You can easily track your refund status on the IRS website. This will tell you when you can expect your tax refund to be deposited into your bank account. If you are able to file in February, you are likely to have your refund deposited within 14 days.
Splitting the Funds
When you select direct deposit, you can delegate a specific amount of funds to go to a specific account. You have the option of breaking up your refund into multiple deposits.
Account types accepted for separated payments includes:
- Savings accounts
- Retirement accounts
- Education funds
- Healthcare accounts
- Multiple checking accounts
If you have student loan debt, depositing some of the funds into a school/education-related account is ideal.

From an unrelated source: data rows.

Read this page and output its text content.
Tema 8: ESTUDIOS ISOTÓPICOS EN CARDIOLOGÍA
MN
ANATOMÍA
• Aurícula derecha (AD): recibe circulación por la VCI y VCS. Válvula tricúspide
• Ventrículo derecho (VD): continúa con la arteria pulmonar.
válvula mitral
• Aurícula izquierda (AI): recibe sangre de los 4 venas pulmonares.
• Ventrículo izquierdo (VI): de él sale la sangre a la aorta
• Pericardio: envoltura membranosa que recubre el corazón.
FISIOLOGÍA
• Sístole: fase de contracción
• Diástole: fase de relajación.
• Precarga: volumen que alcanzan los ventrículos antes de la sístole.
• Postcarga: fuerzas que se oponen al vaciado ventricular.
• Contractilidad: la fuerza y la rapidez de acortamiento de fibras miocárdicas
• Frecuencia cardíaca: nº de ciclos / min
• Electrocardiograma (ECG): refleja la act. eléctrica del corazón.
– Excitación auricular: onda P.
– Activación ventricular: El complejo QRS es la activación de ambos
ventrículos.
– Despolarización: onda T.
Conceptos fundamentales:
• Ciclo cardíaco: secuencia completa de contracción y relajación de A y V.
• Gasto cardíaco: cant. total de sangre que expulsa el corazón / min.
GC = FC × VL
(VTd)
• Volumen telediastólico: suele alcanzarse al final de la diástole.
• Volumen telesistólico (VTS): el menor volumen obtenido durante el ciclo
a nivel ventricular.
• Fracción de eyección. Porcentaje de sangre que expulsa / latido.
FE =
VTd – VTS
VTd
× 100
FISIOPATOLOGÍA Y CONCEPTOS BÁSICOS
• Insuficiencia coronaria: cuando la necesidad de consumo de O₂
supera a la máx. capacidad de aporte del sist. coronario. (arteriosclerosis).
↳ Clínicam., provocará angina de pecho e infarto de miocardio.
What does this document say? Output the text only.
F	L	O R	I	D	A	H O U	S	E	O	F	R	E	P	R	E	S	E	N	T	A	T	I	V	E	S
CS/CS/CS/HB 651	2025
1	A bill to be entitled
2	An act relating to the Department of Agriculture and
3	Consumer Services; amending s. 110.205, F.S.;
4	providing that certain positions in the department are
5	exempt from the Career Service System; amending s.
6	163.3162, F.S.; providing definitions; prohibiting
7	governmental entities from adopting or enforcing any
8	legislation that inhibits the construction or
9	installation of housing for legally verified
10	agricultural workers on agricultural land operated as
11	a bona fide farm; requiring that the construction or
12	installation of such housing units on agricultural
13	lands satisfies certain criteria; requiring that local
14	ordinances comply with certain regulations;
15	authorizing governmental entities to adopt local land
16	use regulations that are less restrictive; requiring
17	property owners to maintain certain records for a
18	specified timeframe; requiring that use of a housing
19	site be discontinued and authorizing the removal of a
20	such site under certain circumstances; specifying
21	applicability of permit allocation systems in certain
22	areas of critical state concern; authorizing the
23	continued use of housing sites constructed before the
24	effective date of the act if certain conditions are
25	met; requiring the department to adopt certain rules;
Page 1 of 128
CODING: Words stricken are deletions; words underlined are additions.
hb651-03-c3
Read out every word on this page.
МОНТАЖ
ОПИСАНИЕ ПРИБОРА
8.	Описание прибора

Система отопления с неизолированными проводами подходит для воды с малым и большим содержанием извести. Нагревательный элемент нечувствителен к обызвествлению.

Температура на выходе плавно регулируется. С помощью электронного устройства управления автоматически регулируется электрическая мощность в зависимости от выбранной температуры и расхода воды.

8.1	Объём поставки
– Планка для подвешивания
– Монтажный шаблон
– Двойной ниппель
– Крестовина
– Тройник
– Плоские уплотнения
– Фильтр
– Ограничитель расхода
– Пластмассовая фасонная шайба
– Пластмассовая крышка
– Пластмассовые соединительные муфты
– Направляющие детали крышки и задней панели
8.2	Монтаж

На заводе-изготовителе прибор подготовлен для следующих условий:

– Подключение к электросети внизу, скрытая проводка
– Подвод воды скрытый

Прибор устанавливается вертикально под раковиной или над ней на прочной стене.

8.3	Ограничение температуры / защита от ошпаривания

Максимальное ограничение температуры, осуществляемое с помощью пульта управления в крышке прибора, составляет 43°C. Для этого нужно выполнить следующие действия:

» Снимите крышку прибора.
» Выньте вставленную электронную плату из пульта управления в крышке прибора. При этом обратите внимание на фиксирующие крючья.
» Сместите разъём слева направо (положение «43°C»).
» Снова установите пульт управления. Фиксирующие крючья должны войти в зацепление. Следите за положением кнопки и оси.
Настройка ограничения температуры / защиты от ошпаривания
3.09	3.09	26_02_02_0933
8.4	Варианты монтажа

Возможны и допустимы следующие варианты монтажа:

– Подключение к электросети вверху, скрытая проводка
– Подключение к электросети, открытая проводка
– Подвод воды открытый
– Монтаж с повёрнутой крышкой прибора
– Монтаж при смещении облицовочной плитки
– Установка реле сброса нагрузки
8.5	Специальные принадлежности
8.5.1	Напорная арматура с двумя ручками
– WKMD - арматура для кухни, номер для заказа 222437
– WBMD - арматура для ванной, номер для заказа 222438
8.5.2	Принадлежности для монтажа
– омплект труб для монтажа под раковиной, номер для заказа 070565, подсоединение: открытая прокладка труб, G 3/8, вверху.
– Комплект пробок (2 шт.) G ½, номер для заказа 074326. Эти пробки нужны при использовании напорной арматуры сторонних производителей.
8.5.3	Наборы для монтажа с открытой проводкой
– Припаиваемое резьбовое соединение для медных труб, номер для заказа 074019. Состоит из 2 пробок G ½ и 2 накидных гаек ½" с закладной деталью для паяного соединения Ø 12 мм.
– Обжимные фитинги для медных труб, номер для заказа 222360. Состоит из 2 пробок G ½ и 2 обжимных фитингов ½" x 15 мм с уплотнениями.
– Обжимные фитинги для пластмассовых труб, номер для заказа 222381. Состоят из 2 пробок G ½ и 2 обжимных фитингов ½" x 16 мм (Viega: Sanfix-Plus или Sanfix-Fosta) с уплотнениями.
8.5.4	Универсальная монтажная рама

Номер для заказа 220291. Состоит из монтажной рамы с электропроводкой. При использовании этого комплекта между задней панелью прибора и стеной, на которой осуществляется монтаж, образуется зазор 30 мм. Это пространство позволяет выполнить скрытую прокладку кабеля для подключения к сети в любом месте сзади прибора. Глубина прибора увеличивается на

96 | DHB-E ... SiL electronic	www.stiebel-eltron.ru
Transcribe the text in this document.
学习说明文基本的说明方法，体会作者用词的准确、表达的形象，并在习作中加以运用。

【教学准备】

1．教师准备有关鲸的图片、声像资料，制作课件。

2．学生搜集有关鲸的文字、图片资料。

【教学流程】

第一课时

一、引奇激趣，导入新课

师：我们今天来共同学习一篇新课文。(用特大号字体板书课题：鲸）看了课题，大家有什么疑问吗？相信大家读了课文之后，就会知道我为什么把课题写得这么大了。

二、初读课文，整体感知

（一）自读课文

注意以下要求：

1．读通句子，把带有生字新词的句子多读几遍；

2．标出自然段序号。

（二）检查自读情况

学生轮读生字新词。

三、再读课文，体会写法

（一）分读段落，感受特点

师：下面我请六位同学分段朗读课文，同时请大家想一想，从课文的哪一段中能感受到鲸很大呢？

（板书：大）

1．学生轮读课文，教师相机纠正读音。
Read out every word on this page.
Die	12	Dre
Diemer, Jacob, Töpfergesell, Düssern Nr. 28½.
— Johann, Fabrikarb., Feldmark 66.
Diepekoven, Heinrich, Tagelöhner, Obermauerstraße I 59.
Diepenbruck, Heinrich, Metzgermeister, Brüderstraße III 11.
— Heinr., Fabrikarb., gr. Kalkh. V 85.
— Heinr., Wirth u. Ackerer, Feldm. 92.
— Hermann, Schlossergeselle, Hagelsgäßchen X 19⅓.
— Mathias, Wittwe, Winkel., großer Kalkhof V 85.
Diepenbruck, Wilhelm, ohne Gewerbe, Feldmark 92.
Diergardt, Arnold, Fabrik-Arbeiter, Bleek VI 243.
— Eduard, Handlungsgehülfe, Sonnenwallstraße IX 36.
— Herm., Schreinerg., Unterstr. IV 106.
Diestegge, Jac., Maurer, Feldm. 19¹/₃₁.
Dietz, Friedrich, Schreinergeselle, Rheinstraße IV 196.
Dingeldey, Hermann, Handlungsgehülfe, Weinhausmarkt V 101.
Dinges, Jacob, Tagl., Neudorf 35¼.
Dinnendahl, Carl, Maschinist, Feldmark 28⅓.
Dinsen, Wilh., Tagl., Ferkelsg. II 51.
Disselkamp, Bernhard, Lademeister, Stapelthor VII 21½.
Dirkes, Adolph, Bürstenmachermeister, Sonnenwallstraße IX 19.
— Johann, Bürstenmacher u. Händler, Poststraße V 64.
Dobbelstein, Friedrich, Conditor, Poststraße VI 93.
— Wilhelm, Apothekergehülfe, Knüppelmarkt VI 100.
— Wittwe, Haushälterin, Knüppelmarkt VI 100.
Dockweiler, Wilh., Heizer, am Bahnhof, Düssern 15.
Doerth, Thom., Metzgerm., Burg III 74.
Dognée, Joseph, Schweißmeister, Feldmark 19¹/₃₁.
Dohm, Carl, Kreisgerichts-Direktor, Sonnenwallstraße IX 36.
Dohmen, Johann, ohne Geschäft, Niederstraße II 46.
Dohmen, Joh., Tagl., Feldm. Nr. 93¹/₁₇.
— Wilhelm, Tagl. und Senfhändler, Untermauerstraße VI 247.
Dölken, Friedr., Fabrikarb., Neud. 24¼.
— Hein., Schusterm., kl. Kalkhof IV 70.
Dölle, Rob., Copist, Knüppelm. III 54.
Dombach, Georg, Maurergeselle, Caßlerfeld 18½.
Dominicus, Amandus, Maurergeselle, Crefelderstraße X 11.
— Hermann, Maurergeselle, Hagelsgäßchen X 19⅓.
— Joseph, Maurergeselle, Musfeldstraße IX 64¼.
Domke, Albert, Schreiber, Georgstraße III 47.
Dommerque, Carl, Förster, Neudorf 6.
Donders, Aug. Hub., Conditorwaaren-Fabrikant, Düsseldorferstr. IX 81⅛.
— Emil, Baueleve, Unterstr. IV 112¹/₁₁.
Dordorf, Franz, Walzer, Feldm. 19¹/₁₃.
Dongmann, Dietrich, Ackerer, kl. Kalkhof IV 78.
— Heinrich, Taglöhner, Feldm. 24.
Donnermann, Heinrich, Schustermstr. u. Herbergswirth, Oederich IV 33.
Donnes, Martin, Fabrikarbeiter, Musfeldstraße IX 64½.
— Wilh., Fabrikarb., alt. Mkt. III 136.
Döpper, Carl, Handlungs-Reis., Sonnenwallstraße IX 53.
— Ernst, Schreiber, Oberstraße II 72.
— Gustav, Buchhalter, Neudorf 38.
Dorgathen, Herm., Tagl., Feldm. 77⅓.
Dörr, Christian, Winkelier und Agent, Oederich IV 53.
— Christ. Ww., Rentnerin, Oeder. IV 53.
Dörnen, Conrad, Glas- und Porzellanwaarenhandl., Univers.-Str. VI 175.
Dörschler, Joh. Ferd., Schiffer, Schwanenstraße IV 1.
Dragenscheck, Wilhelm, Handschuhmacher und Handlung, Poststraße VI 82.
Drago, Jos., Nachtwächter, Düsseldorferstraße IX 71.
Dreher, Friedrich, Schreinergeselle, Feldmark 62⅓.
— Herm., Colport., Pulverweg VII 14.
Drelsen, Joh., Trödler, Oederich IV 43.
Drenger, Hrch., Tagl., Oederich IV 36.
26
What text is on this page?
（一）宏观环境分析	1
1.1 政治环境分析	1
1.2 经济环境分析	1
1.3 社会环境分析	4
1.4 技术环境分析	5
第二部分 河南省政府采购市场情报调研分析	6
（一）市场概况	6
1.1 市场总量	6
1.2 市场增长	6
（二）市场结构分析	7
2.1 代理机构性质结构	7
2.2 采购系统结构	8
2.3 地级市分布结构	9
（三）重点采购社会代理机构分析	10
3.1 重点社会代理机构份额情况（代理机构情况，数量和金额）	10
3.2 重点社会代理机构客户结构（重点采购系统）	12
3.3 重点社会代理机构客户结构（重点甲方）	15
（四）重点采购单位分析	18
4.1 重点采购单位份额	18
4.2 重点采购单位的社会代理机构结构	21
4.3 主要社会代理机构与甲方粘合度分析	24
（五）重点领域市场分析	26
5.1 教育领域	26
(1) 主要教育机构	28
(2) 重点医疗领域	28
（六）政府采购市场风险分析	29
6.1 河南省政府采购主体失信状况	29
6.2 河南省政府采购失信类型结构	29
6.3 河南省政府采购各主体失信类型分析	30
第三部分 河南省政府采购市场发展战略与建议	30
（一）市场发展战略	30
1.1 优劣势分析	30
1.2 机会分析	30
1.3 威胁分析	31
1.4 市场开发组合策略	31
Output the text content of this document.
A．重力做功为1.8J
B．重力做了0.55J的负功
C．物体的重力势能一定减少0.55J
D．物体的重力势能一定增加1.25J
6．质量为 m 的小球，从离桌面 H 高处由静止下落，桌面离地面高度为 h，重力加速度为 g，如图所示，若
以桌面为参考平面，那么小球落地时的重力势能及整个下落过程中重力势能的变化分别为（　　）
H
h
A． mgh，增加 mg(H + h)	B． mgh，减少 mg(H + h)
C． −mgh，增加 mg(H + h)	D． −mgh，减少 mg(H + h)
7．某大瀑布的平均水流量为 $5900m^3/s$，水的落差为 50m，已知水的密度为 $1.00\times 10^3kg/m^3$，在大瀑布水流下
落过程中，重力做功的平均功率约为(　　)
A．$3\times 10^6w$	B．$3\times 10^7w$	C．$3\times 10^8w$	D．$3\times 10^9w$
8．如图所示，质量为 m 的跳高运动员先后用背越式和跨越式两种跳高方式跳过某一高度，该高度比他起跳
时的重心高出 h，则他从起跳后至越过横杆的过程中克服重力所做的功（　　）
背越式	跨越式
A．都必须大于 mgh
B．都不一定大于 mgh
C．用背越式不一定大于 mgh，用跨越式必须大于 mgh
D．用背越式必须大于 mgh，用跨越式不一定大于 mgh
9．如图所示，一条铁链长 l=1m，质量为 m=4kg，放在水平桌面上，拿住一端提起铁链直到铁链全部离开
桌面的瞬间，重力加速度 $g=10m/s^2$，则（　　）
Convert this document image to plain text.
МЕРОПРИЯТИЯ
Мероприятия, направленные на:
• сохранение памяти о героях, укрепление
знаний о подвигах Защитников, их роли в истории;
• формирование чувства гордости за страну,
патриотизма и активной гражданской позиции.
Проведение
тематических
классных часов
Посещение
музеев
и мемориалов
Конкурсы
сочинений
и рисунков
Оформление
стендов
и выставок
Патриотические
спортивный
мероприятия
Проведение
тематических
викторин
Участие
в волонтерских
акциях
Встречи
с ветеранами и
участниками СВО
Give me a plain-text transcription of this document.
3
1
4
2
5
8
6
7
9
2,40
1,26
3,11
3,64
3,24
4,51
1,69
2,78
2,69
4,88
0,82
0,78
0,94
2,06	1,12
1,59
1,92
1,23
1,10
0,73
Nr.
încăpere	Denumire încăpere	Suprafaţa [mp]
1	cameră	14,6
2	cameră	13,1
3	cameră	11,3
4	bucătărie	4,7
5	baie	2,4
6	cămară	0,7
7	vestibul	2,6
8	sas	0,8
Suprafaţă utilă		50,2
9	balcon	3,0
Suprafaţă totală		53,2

When depositing into a retirement account, be sure to track the amount deposited each year to keep a balance of the monies added from tax refunds.
Limits are in place for this option. Taxpayers are limited to 3 transactions, allowing you do disperse funds from your tax refund into 3 separate accounts.
Safer and Convenient
It really is safer to have your funds direct deposited from the federal government. These transfers are secure. Your personal banking information is kept safe. While the U.S. Postal Service is thought to be efficient, that is not always the case. Mail does get lost, and a paper check may end up at someone else’s home. This delays you in having access to your tax refund.
It is also more convenient. It saves you a trip to the bank or having to really pay attention to the mail.
Saves the Taxpayers Money
Every time the federal government cuts a check for a tax refund, it costs the American taxpayers just over $1. Sending payments electronically costs only a dime. Saving taxpayer dollars does help the government’s finances a bit.
Once you see your direct deposit available, it is up to you to decide whether to move it around, invest it or start a savings with it. You can also watch the entire transaction using the Internet to ensure that the deposit is received, that it is correct and that it clears quickly. Paper checks, even though they are from the IRS, can still take days to clear in your banking institution’s system.